Desafios para melhorar o precário saneamento básico brasileiro

Enviada em 02/02/2020

Observa-se que no primeiro semestre de 2020, a população da cidade do Rio de Janeiro passou a ser assolada pela falta de água potável o que colocou em voga um assunto que há muito vem sendo debatido: a precariedade do saneamento básico brasileiro. Nesse contexto, é mister destacar que embora a a Lei 114445/07 assegure a universalização do acesso ao saneamento básico, a sociedade brasileira, em sua maioria, ainda, encontra desafios para exercer esse direito de forma plena. Sob esse aspecto, acredita-se que, não só a concentração monetária, mas também a a indiferença da população são percalços que dificultam melhorias no saneamento brasileiro.

Em primeira análise, vale ressaltar que, no Brasil, o capital está concentrado nas grandes metrópoles da região Centro-Sul do país, o que dificulta a circulação dos investimentos em outras partes da nação.É visto que o monopólio financeiro, exercido por essa região, acarreta disparidades regionais, já que segundo a Pnad - Pesquisa Nacional por Amostra de Domicílios- em 2018, os dez estados com menor índice de acesso à água potável  são do Norte e do Nordeste, enquanto na região Centro-Sul, as taxas  variam entre 80% e 96 %.  Dessa forma, faz-se necessário o desenvolvimento de canais que possibilitem levar o capital para regiões menos abastadas do país para que uma parcela do mesmo possa ser investido na revitalização e crianção de saneamento básico de qualidade.

De outra parte, a Constituição Federal de 1988 - norma de maior hierarquia no sistema judiciário brasileiro- afirma ,em seu artigo primeiro, que o poder emana do povo para o povo sendo esse exercido por meio de representantes eleitos.Conteúdo, é notório que os  indivíduos tem sido privados do exercício do poder assegura pela Carta Magna do país, uma vez que os representantes políticos colocam em segundo plano assuntos como as melhorias no saneamento básico. Nesse sentido, julga-se que mesmo sendo detentora do poder, a população tem se mostrado indiferente frente as promessas vagas promovidas pela classe política, tal indiferença enfraquece a possibilidade de conseguir a plenitude em direitos tal como o acesso ao saneamento básico.

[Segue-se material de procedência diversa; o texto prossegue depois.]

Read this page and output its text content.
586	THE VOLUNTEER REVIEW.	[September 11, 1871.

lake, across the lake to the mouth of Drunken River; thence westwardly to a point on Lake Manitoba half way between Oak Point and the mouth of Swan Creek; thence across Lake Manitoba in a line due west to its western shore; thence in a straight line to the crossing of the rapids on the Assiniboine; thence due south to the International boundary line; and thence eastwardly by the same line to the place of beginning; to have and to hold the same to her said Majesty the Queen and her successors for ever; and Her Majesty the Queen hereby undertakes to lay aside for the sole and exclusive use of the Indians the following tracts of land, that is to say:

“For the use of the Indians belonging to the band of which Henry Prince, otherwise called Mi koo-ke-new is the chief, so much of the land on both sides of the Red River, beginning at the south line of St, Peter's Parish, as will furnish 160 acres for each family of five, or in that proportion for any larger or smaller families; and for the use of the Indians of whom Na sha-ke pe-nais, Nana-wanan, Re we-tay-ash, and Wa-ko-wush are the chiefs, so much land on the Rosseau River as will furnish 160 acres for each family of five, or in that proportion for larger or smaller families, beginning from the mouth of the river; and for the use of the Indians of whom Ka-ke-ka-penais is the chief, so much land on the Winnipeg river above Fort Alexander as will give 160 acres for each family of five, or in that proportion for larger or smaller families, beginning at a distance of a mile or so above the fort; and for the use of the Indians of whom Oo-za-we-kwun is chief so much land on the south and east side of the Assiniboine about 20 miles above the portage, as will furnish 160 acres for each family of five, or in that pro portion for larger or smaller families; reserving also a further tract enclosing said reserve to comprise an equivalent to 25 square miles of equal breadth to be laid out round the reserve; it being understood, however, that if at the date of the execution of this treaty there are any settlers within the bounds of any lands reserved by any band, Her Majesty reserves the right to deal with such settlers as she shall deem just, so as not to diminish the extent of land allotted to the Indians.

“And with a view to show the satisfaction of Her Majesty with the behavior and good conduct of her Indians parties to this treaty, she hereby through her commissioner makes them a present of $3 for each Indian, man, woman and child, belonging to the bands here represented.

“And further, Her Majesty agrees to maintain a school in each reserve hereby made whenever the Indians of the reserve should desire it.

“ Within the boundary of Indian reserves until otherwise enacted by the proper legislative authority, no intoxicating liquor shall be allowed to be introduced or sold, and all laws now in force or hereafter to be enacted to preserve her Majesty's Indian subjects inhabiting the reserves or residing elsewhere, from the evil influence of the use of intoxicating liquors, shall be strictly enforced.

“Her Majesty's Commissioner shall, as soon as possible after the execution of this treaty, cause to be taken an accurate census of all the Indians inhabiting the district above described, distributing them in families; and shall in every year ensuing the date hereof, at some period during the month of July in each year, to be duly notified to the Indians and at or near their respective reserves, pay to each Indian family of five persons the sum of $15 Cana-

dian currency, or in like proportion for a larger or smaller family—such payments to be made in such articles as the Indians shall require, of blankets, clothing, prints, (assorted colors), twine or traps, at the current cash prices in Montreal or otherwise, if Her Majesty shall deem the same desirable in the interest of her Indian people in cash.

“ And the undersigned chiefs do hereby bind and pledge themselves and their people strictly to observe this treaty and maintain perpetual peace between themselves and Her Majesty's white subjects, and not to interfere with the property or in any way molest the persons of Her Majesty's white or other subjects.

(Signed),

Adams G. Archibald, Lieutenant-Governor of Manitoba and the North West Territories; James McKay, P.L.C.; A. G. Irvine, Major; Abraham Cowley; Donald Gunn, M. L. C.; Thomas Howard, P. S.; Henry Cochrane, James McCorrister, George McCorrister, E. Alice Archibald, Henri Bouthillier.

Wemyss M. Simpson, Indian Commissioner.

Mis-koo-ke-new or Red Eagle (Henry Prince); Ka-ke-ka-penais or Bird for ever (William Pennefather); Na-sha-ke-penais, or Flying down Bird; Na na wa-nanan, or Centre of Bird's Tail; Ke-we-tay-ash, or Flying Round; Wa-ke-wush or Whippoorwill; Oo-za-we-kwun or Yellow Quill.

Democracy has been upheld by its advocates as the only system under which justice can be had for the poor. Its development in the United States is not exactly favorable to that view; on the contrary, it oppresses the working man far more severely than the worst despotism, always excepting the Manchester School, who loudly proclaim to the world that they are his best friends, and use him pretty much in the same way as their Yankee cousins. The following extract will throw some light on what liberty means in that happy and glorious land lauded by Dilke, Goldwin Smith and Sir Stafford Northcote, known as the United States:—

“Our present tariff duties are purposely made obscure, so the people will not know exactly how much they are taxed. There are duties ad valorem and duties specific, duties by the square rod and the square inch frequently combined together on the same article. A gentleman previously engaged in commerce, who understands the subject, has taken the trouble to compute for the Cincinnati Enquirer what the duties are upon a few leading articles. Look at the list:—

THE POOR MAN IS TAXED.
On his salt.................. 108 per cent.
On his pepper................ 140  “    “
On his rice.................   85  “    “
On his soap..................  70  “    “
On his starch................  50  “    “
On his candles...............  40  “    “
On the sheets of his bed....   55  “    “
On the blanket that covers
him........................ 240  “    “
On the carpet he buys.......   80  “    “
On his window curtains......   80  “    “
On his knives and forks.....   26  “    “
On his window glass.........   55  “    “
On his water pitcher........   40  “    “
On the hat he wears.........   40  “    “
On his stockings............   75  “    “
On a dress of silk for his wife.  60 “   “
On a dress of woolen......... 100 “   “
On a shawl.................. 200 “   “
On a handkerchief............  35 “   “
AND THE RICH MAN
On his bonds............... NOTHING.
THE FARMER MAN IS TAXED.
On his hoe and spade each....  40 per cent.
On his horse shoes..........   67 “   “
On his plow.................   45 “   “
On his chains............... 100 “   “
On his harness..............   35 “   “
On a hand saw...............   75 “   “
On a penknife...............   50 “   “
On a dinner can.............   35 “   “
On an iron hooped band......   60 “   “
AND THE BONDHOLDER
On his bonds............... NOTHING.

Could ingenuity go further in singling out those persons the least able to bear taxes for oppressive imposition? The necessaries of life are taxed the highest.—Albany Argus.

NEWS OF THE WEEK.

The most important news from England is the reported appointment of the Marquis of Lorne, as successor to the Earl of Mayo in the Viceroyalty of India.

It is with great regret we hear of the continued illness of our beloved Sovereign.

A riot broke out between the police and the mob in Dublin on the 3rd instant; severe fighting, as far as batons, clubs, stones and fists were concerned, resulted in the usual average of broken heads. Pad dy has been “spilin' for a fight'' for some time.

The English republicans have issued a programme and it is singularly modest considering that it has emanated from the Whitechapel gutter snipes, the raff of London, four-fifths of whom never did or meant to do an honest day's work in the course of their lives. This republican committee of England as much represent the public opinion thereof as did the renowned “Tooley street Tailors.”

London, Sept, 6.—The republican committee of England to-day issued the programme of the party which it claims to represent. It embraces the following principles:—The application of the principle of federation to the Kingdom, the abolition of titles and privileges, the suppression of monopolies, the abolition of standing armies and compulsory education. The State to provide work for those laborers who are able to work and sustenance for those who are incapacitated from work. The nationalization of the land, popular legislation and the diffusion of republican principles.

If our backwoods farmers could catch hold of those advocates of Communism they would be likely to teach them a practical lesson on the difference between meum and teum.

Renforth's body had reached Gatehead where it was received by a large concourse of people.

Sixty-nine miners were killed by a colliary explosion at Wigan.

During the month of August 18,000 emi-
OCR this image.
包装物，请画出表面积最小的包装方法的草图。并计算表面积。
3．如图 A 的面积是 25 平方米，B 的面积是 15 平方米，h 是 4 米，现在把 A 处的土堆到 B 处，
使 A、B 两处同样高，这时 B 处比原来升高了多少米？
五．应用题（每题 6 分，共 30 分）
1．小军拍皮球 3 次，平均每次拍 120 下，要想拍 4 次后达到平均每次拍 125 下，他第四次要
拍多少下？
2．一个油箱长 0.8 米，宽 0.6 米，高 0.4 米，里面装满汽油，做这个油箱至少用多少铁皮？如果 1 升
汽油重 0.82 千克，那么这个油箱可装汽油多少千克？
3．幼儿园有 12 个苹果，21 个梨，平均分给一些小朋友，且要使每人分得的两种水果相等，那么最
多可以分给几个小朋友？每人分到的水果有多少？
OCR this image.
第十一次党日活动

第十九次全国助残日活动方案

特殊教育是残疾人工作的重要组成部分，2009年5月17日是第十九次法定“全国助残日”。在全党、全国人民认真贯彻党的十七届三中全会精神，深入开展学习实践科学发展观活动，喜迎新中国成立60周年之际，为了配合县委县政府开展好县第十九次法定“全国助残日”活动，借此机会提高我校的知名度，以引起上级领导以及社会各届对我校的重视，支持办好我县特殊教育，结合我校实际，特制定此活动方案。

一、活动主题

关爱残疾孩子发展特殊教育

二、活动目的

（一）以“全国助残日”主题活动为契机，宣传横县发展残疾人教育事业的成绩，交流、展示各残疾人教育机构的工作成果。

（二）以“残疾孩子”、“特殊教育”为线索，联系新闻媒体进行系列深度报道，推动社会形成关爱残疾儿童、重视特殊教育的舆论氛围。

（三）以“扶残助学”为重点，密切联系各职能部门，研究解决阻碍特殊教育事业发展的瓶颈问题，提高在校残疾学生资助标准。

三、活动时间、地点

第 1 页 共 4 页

Urge, pois, que Estado e população estabeleçam meios para amenizar a problemática em voga. Dessa forma, os Ministério da Economia deve viabilizar meios para que o capital possa circular em outras regões do país, por meio da disponibilização de incentivos fiscais e da criação de polos tecnológicos que sejam atrativos para empresas -como a Zona Franca de Manuas-, a fim que, assim, possa ser gerada receita a ser investida no saneamento básico dessas regiões. Ademais, a população deve aliar-se a ONG’s que a como ChildFund e promover protestos para cobrar de seus representantes melhorias no saneamento. Com tais medidas, o fato será amenizado.